National Cinema Day breaks last year’s record as ‘Gran Turismo’ tops ‘Barbie’ at the box office

National Cinema Day continues to break records for movie theaters.

8.5 million movie tickets were purchased for Sunday’s National Cinema Day, an increase over last year’s total of 8.1 million admissions, according to a report from Deadline.

Tickets to movies at over 3,000 theaters, including top chains like AMC

and Regal, were just $4 each for the promotion — at any showtime and in all movie formats, including Imax and 3D. Tickets for the holiday in 2022 were sold for $3 each.

New release “Gran Turismo” took the top spot at this weekend’s U.S. box office ahead of “Barbie,” which is now in its sixth weekend. “Gran Turismo” ended up with $17.4 million from North American theaters against “Barbie’s” $15.1 million.

2023 was the second year that movie theaters had this promotion.
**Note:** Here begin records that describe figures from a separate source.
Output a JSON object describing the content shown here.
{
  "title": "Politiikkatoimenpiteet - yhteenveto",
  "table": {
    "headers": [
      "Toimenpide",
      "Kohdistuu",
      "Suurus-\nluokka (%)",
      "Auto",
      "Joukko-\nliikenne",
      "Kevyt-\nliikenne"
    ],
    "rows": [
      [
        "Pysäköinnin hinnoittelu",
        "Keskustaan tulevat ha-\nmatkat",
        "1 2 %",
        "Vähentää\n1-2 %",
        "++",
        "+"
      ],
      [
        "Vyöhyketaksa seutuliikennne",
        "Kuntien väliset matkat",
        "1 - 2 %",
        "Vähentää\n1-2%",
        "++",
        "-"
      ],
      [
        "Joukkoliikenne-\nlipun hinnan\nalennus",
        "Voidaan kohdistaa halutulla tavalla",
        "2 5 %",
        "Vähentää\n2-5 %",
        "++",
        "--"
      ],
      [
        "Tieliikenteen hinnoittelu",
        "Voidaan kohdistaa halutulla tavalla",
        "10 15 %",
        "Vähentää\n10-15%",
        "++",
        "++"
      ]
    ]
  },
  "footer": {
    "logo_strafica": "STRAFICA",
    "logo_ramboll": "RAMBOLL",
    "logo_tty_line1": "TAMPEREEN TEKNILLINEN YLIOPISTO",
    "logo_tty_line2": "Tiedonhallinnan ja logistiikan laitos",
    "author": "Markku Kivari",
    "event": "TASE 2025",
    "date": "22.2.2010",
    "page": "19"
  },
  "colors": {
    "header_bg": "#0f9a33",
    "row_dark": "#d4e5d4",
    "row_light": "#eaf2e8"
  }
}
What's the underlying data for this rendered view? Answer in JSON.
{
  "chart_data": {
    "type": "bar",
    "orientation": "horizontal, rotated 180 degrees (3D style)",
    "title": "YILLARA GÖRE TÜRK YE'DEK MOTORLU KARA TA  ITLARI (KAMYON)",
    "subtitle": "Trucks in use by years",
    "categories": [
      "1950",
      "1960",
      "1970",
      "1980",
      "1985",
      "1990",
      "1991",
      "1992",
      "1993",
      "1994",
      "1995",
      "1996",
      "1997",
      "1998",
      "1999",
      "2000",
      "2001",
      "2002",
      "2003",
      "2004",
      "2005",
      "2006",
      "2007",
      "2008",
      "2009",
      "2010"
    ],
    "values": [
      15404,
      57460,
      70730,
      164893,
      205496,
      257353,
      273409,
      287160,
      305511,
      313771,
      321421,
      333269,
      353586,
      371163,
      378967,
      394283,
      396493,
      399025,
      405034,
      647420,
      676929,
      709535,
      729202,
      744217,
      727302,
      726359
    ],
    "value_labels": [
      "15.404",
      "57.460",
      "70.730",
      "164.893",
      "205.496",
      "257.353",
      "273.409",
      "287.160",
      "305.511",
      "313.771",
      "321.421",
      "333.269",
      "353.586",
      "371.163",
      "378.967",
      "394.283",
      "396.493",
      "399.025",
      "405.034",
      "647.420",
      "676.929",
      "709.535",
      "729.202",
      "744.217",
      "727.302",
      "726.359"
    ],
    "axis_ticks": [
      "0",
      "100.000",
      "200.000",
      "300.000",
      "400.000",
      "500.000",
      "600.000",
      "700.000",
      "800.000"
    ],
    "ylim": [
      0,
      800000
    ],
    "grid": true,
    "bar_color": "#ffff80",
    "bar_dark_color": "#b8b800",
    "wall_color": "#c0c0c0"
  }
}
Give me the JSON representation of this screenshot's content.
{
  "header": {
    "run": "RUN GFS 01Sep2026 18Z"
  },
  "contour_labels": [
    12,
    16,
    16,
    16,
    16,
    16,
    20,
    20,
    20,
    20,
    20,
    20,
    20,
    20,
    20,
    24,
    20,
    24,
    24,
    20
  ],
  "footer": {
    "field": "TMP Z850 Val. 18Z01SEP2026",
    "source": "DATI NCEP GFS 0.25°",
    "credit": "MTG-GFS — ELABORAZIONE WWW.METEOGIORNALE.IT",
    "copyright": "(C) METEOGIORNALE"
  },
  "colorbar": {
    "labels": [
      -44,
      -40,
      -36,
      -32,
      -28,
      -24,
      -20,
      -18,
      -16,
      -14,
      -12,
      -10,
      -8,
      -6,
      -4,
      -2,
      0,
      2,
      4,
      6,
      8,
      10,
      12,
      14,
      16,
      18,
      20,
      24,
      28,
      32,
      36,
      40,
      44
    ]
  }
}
Last year’s inaugural National Cinema Day, put on by the Cinema Foundation, a nonprofit affiliate of the National Association of Theater Owners, got people back to the movies mainly because its discounted ticket price compared favorably to the average movie admission, which cost $10.53 in 2022.

Last year’s promotion turned into the highest attended day of the year for theaters, but National Cinema Day in 2023 won’t be a yearly attendance record due to the success of the opening weekend of “Barbie” and Christopher Nolan’s “Oppenheimer” in July.

Late summer is typically a quieter time at the box office, because most of the big summer blockbusters have already debuted. And the August period is still well before the other big releases around Thanksgiving and the December holiday season hit screens.

But this year, thanks to remarkably sustained interest in “Barbie” and “Oppenheimer,” the summer box office has been booming. This season’s box office is up to $3.88 billion in gross ticket sales through Monday, according to data firm Box Office Mojo, about $500 million ahead of last year with still a week until the end of the summer.

Read on: DVD giveaway: Netflix to let people keep the DVDs they rented

The success of National Cinema Day comes at an unpredictable time for the entertainment industry.

The Writers Guild of America and the Screen Actors Guild and the American Federation of Television and Radio Artists (SAG-AFTRA) are each independently striking against the Alliance of Motion Picture and Television Producers, which is made up of major movie studios and streaming companies including Netflix

and Sony Pictures
The writers, actors and artists are demanding higher royalty checks, more consistent pay periods and stricter rules against the use of artificial intelligence, among other concerns.

Citing the impact of the strikes, studios have pushed back release dates of high-profile upcoming films including “Deadpool 3,” “Dune: Part Two,” and a new “Lord of the Rings” film.